Телефон продолжал вздрагивать в эсэмэсочном оргазме. Песоцкий прилег на кровать, дожидаясь, пока телефон кончит, и, дождавшись тишины, щелкнул на конвертик с сообщениями о звонках.
Вывалился длиннющий список — пара незнакомых номеров, Вадим-креативщик, Толя-пиарщик, гнида Марцевич, два прокатчика, один кинокритик, одна критикесса, звонок от Зуевой (перебьешься), один сдувшийся олигарх, один олигарх поднявшийся, Костя с Первого, Олег со Второго... Песоцкий сразу почуял: как-то они связаны между собой, эти звонки, какой-то сюжет он тут пропустил… Но ничего: наверстает!
Главное: было девять звонков от Леры. Он сразу возбудился, увидев эту цифру. Девять! Она его искала!
Песоцкий достал из холодильника бутылку воды и вышел на веранду. Втянул живот, оглядел пейзаж — море за мохнатой ногой пальмы, рассыпанные по берегу бунгало, лодки в заливе… Вот же какое чудо сотворил господь! Но только для партактива, вспомнил Песоцкий шутку дружбана-миллионера, выходца из идеологического отдела ЦК ВЛКСМ… Именно! И я ли не партактив?
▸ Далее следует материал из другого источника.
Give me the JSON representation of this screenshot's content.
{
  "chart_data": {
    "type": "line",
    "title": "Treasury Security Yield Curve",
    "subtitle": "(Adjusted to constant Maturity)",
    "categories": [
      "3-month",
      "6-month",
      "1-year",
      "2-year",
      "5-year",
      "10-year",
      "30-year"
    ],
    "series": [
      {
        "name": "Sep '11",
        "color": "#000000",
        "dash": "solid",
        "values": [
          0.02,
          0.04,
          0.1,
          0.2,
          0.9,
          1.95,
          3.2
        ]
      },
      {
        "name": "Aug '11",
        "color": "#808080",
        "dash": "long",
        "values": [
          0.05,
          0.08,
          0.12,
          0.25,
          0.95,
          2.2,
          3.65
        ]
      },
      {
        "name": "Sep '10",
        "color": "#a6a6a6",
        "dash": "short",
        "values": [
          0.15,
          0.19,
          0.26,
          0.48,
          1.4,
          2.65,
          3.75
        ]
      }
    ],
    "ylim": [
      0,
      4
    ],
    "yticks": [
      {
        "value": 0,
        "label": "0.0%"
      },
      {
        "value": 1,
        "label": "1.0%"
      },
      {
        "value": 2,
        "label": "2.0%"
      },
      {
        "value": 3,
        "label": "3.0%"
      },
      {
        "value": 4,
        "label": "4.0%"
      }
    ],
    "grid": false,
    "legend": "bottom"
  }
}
Лера, а остальное потом, решил он. И вообще: никто никуда от Песоцкого не денется! Но сначала надо было устаканить себя окончательно в этом правильном, сильном, шутливо-хозяйском расположении духа.
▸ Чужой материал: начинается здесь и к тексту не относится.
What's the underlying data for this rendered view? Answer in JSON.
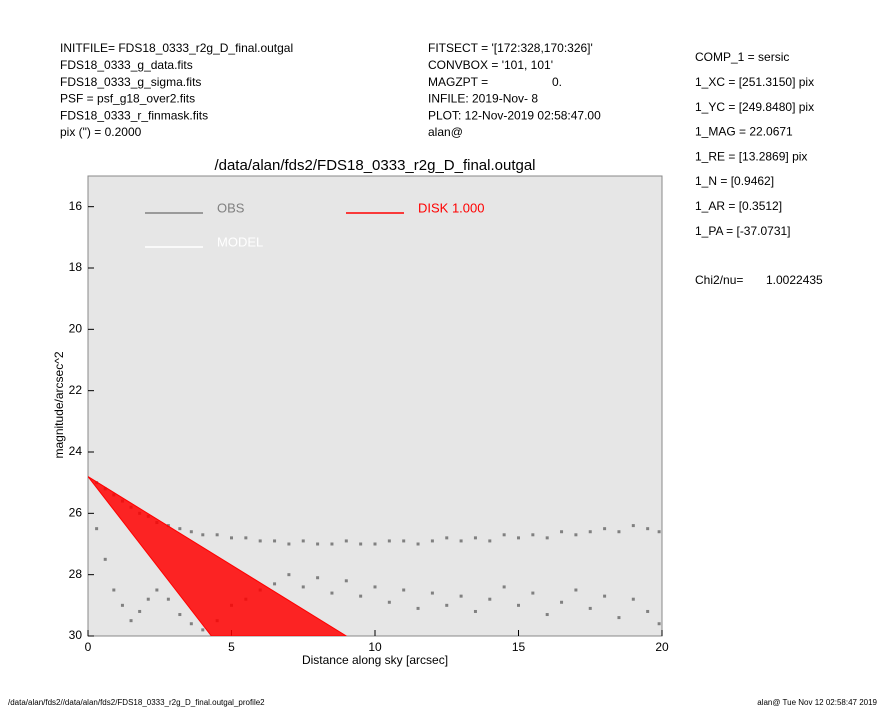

Песоцкий пошел в ванную, вылил на темечко три горсти холодной воды, вытерся не досуха, а чтобы еще холодило, построил рожи джорджу клуни в зеркале и, взяв мобильник, хорошенько устроился на подушках.
Длинные гудки, длинные гудки…
— Алле. — Голос был без выражения.
— Киска, это я.
— Кто я?
Песоцкий опешил и сказал:
— Песоцкий.
— Какой Песоцкий? А-а. А который час?
Видимо, рано, сообразил наконец перегревшийся клуни.
— Спи-спи, я перезвоню. — И он повесил трубку.
В Москве было семь утра.
Надо будет ее выдрессировать, подумал Песоцкий, чтобы радовалась мне в любое время дня и ночи.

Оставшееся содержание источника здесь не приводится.